The economic crisis has shaken things up and the major emerging economies are investing more and more in Europe.
Last year China’s direct investment was up by 30 percent on the year before and it was the third-biggest creator of jobs in Europe:
Marc Lhermitte of Ernst & Young is an expert in Europe’s competitiveness and attractiveness to investors.
He told euronews: “Business people from these new countries, from these new economies, are coming to Europe for technology, to add sophistication to their products, perhaps to acquire brands, new expertise that they don’t historically have.”
The euro’s slide against the dollar, and therefore against China’s currency, the yuan, could increase that trend.
However a stronger yuan makes Chinese exports less competitive.
As one of the organisers of the World Investment Conference, Pierre Guénant, has been pointing out it could be worse.
He said: “A top Chinese business leader asked me: ‘Don’t you think the right rate for the euro is $1.30?’ I told him: ‘I don’t think so, I think that $1.20 would be a better balance.
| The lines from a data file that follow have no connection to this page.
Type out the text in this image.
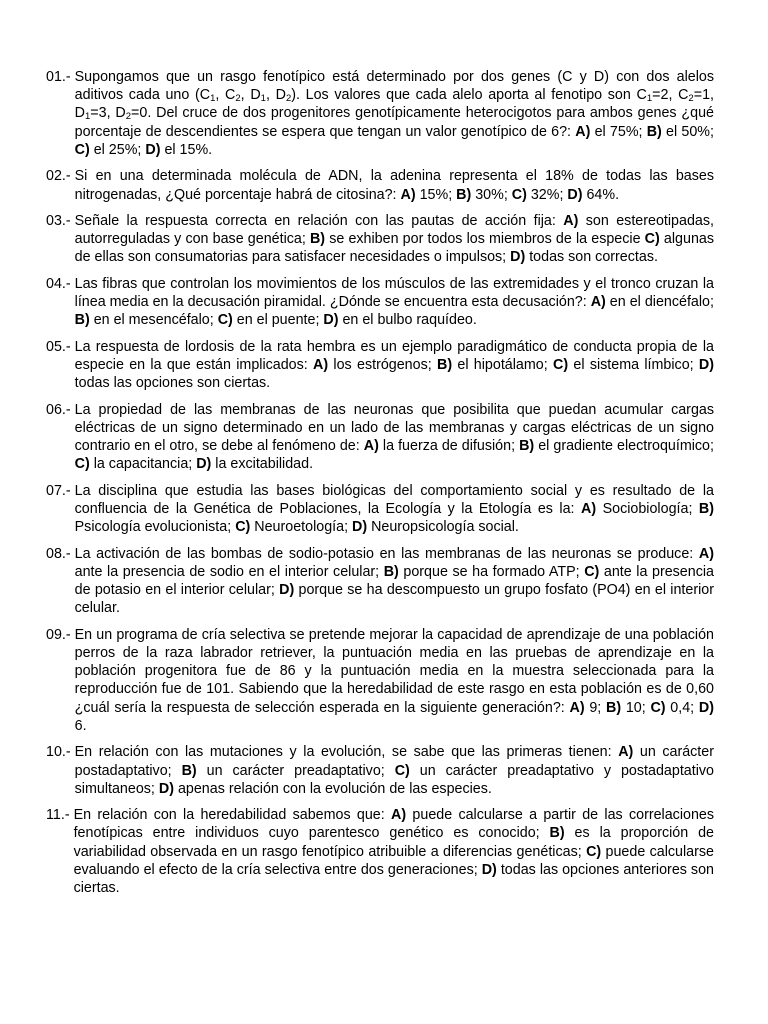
01.- Supongamos que un rasgo fenotípico está determinado por dos genes (C y D) con dos alelos aditivos cada uno ($C_1$, $C_2$, $D_1$, $D_2$). Los valores que cada alelo aporta al fenotipo son $C_1=2$, $C_2=1$, $D_1=3$, $D_2=0$. Del cruce de dos progenitores genotípicamente heterocigotos para ambos genes ¿qué porcentaje de descendientes se espera que tengan un valor genotípico de 6?: A) el 75%; B) el 50%; C) el 25%; D) el 15%.
02.- Si en una determinada molécula de ADN, la adenina representa el 18% de todas las bases nitrogenadas, ¿Qué porcentaje habrá de citosina?: A) 15%; B) 30%; C) 32%; D) 64%.
03.- Señale la respuesta correcta en relación con las pautas de acción fija: A) son estereotipadas, autorreguladas y con base genética; B) se exhiben por todos los miembros de la especie C) algunas de ellas son consumatorias para satisfacer necesidades o impulsos; D) todas son correctas.
04.- Las fibras que controlan los movimientos de los músculos de las extremidades y el tronco cruzan la línea media en la decusación piramidal. ¿Dónde se encuentra esta decusación?: A) en el diencéfalo; B) en el mesencéfalo; C) en el puente; D) en el bulbo raquídeo.
05.- La respuesta de lordosis de la rata hembra es un ejemplo paradigmático de conducta propia de la especie en la que están implicados: A) los estrógenos; B) el hipotálamo; C) el sistema límbico; D) todas las opciones son ciertas.
06.- La propiedad de las membranas de las neuronas que posibilita que puedan acumular cargas eléctricas de un signo determinado en un lado de las membranas y cargas eléctricas de un signo contrario en el otro, se debe al fenómeno de: A) la fuerza de difusión; B) el gradiente electroquímico; C) la capacitancia; D) la excitabilidad.
07.- La disciplina que estudia las bases biológicas del comportamiento social y es resultado de la confluencia de la Genética de Poblaciones, la Ecología y la Etología es la: A) Sociobiología; B) Psicología evolucionista; C) Neuroetología; D) Neuropsicología social.
08.- La activación de las bombas de sodio-potasio en las membranas de las neuronas se produce: A) ante la presencia de sodio en el interior celular; B) porque se ha formado ATP; C) ante la presencia de potasio en el interior celular; D) porque se ha descompuesto un grupo fosfato (PO4) en el interior celular.
09.- En un programa de cría selectiva se pretende mejorar la capacidad de aprendizaje de una población perros de la raza labrador retriever, la puntuación media en las pruebas de aprendizaje en la población progenitora fue de 86 y la puntuación media en la muestra seleccionada para la reproducción fue de 101. Sabiendo que la heredabilidad de este rasgo en esta población es de 0,60 ¿cuál sería la respuesta de selección esperada en la siguiente generación?: A) 9; B) 10; C) 0,4; D) 6.
10.- En relación con las mutaciones y la evolución, se sabe que las primeras tienen: A) un carácter postadaptativo; B) un carácter preadaptativo; C) un carácter preadaptativo y postadaptativo simultaneos; D) apenas relación con la evolución de las especies.
11.- En relación con la heredabilidad sabemos que: A) puede calcularse a partir de las correlaciones fenotípicas entre individuos cuyo parentesco genético es conocido; B) es la proporción de variabilidad observada en un rasgo fenotípico atribuible a diferencias genéticas; C) puede calcularse evaluando el efecto de la cría selectiva entre dos generaciones; D) todas las opciones anteriores son ciertas.
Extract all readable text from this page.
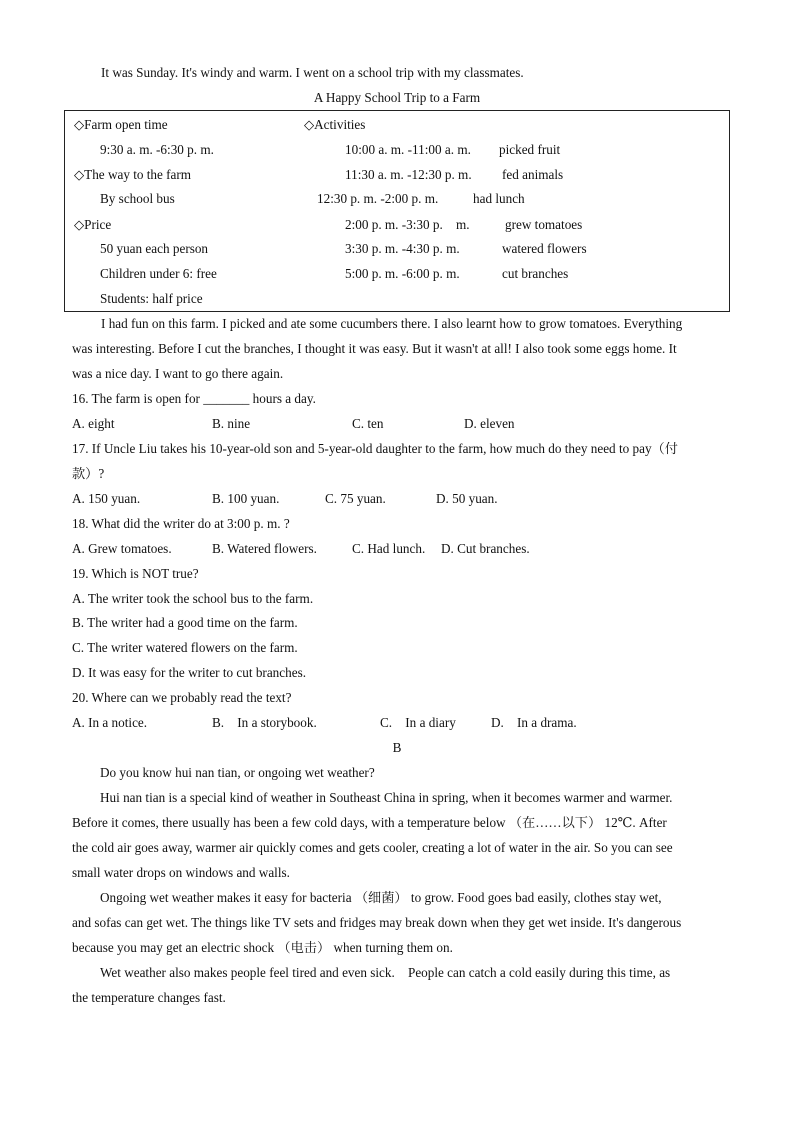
It was Sunday. It's windy and warm. I went on a school trip with my classmates.
A Happy School Trip to a Farm
◇Farm open time	◇Activities
9:30 a. m. -6:30 p. m.	10:00 a. m. -11:00 a. m. picked fruit
◇The way to the farm	11:30 a. m. -12:30 p. m. fed animals
By school bus	12:30 p. m. -2:00 p. m.	had lunch
◇Price	2:00 p. m. -3:30 p.    m.	grew tomatoes
50 yuan each person	3:30 p. m. -4:30 p. m.	watered flowers
Children under 6: free	5:00 p. m. -6:00 p. m.	cut branches
Students: half price
I had fun on this farm. I picked and ate some cucumbers there. I also learnt how to grow tomatoes. Everything
was interesting. Before I cut the branches, I thought it was easy. But it wasn't at all! I also took some eggs home. It
was a nice day. I want to go there again.
16. The farm is open for _______ hours a day.
A. eight	B. nine	C. ten	D. eleven
17. If Uncle Liu takes his 10-year-old son and 5-year-old daughter to the farm, how much do they need to pay（付
款）?
A. 150 yuan.	B. 100 yuan.	C. 75 yuan.	D. 50 yuan.
18. What did the writer do at 3:00 p. m. ?
A. Grew tomatoes.	B. Watered flowers.	C. Had lunch. D. Cut branches.
19. Which is NOT true?
A. The writer took the school bus to the farm.
B. The writer had a good time on the farm.
C. The writer watered flowers on the farm.
D. It was easy for the writer to cut branches.
20. Where can we probably read the text?
A. In a notice.	B.    In a storybook.	C.    In a diary	D.    In a drama.
B
Do you know hui nan tian, or ongoing wet weather?
Hui nan tian is a special kind of weather in Southeast China in spring, when it becomes warmer and warmer.
Before it comes, there usually has been a few cold days, with a temperature below （在……以下） 12℃. After
the cold air goes away, warmer air quickly comes and gets cooler, creating a lot of water in the air. So you can see
small water drops on windows and walls.
Ongoing wet weather makes it easy for bacteria （细菌） to grow. Food goes bad easily, clothes stay wet,
and sofas can get wet. The things like TV sets and fridges may break down when they get wet inside. It's dangerous
because you may get an electric shock （电击） when turning them on.
Wet weather also makes people feel tired and even sick.    People can catch a cold easily during this time, as
the temperature changes fast.
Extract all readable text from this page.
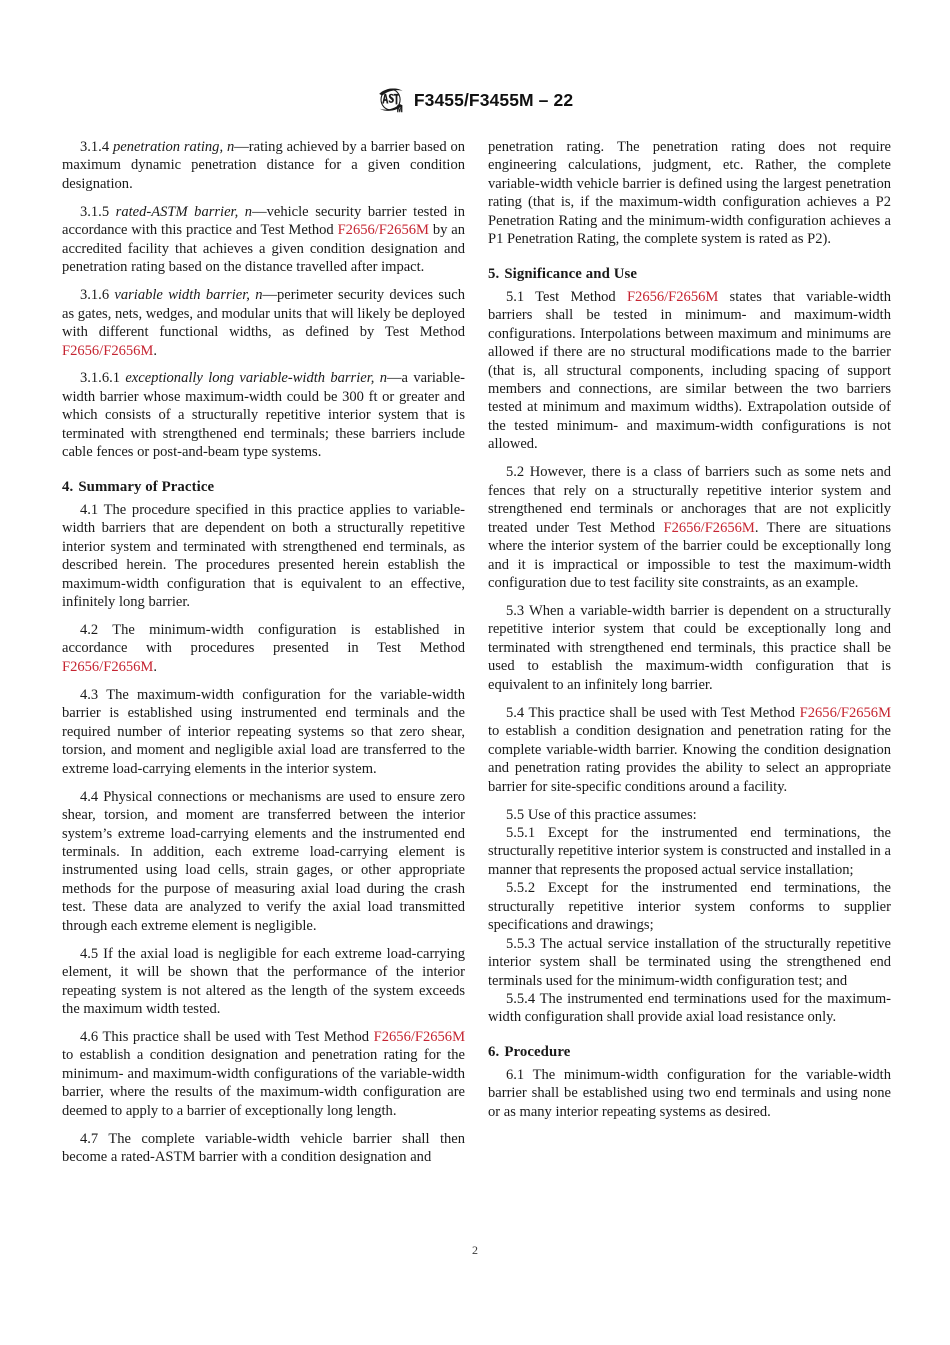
F3455/F3455M – 22

3.1.4 penetration rating, n—rating achieved by a barrier based on maximum dynamic penetration distance for a given condition designation.

3.1.5 rated-ASTM barrier, n—vehicle security barrier tested in accordance with this practice and Test Method F2656/F2656M by an accredited facility that achieves a given condition designation and penetration rating based on the distance travelled after impact.

3.1.6 variable width barrier, n—perimeter security devices such as gates, nets, wedges, and modular units that will likely be deployed with different functional widths, as defined by Test Method F2656/F2656M.

3.1.6.1 exceptionally long variable-width barrier, n—a variable-width barrier whose maximum-width could be 300 ft or greater and which consists of a structurally repetitive interior system that is terminated with strengthened end terminals; these barriers include cable fences or post-and-beam type systems.

4. Summary of Practice

4.1 The procedure specified in this practice applies to variable-width barriers that are dependent on both a structurally repetitive interior system and terminated with strengthened end terminals, as described herein. The procedures presented herein establish the maximum-width configuration that is equivalent to an effective, infinitely long barrier.

4.2 The minimum-width configuration is established in accordance with procedures presented in Test Method F2656/F2656M.

4.3 The maximum-width configuration for the variable-width barrier is established using instrumented end terminals and the required number of interior repeating systems so that zero shear, torsion, and moment and negligible axial load are transferred to the extreme load-carrying elements in the interior system.

4.4 Physical connections or mechanisms are used to ensure zero shear, torsion, and moment are transferred between the interior system’s extreme load-carrying elements and the instrumented end terminals. In addition, each extreme load-carrying element is instrumented using load cells, strain gages, or other appropriate methods for the purpose of measuring axial load during the crash test. These data are analyzed to verify the axial load transmitted through each extreme element is negligible.

4.5 If the axial load is negligible for each extreme load-carrying element, it will be shown that the performance of the interior repeating system is not altered as the length of the system exceeds the maximum width tested.

4.6 This practice shall be used with Test Method F2656/F2656M to establish a condition designation and penetration rating for the minimum- and maximum-width configurations of the variable-width barrier, where the results of the maximum-width configuration are deemed to apply to a barrier of exceptionally long length.

4.7 The complete variable-width vehicle barrier shall then become a rated-ASTM barrier with a condition designation and

penetration rating. The penetration rating does not require engineering calculations, judgment, etc. Rather, the complete variable-width vehicle barrier is defined using the largest penetration rating (that is, if the maximum-width configuration achieves a P2 Penetration Rating and the minimum-width configuration achieves a P1 Penetration Rating, the complete system is rated as P2).

5. Significance and Use

5.1 Test Method F2656/F2656M states that variable-width barriers shall be tested in minimum- and maximum-width configurations. Interpolations between maximum and minimums are allowed if there are no structural modifications made to the barrier (that is, all structural components, including spacing of support members and connections, are similar between the two barriers tested at minimum and maximum widths). Extrapolation outside of the tested minimum- and maximum-width configurations is not allowed.

5.2 However, there is a class of barriers such as some nets and fences that rely on a structurally repetitive interior system and strengthened end terminals or anchorages that are not explicitly treated under Test Method F2656/F2656M. There are situations where the interior system of the barrier could be exceptionally long and it is impractical or impossible to test the maximum-width configuration due to test facility site constraints, as an example.

5.3 When a variable-width barrier is dependent on a structurally repetitive interior system that could be exceptionally long and terminated with strengthened end terminals, this practice shall be used to establish the maximum-width configuration that is equivalent to an infinitely long barrier.

5.4 This practice shall be used with Test Method F2656/F2656M to establish a condition designation and penetration rating for the complete variable-width barrier. Knowing the condition designation and penetration rating provides the ability to select an appropriate barrier for site-specific conditions around a facility.

5.5 Use of this practice assumes:

5.5.1 Except for the instrumented end terminations, the structurally repetitive interior system is constructed and installed in a manner that represents the proposed actual service installation;

5.5.2 Except for the instrumented end terminations, the structurally repetitive interior system conforms to supplier specifications and drawings;

5.5.3 The actual service installation of the structurally repetitive interior system shall be terminated using the strengthened end terminals used for the minimum-width configuration test; and

5.5.4 The instrumented end terminations used for the maximum-width configuration shall provide axial load resistance only.

6. Procedure

6.1 The minimum-width configuration for the variable-width barrier shall be established using two end terminals and using none or as many interior repeating systems as desired.

2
But don’t forget in 2001 one euro was worth 80 cents!’ He really didn’t like it.”
The weaker euro certainly has helped European exporters.
Airbus boss Thomas Enders, who gets paid for planes in dollars, told euronews: “It is good for Airbus, but I think it (the euro at $1.20 dollar) is a fair valuation. Remember when we started with the euro, it was at $1.18, so at $1.20 we are nearly at the origin again.”
European businesses are counting on the weaker euro to help boost exports and create growth, which is the real key to attracting long-term investors to the region.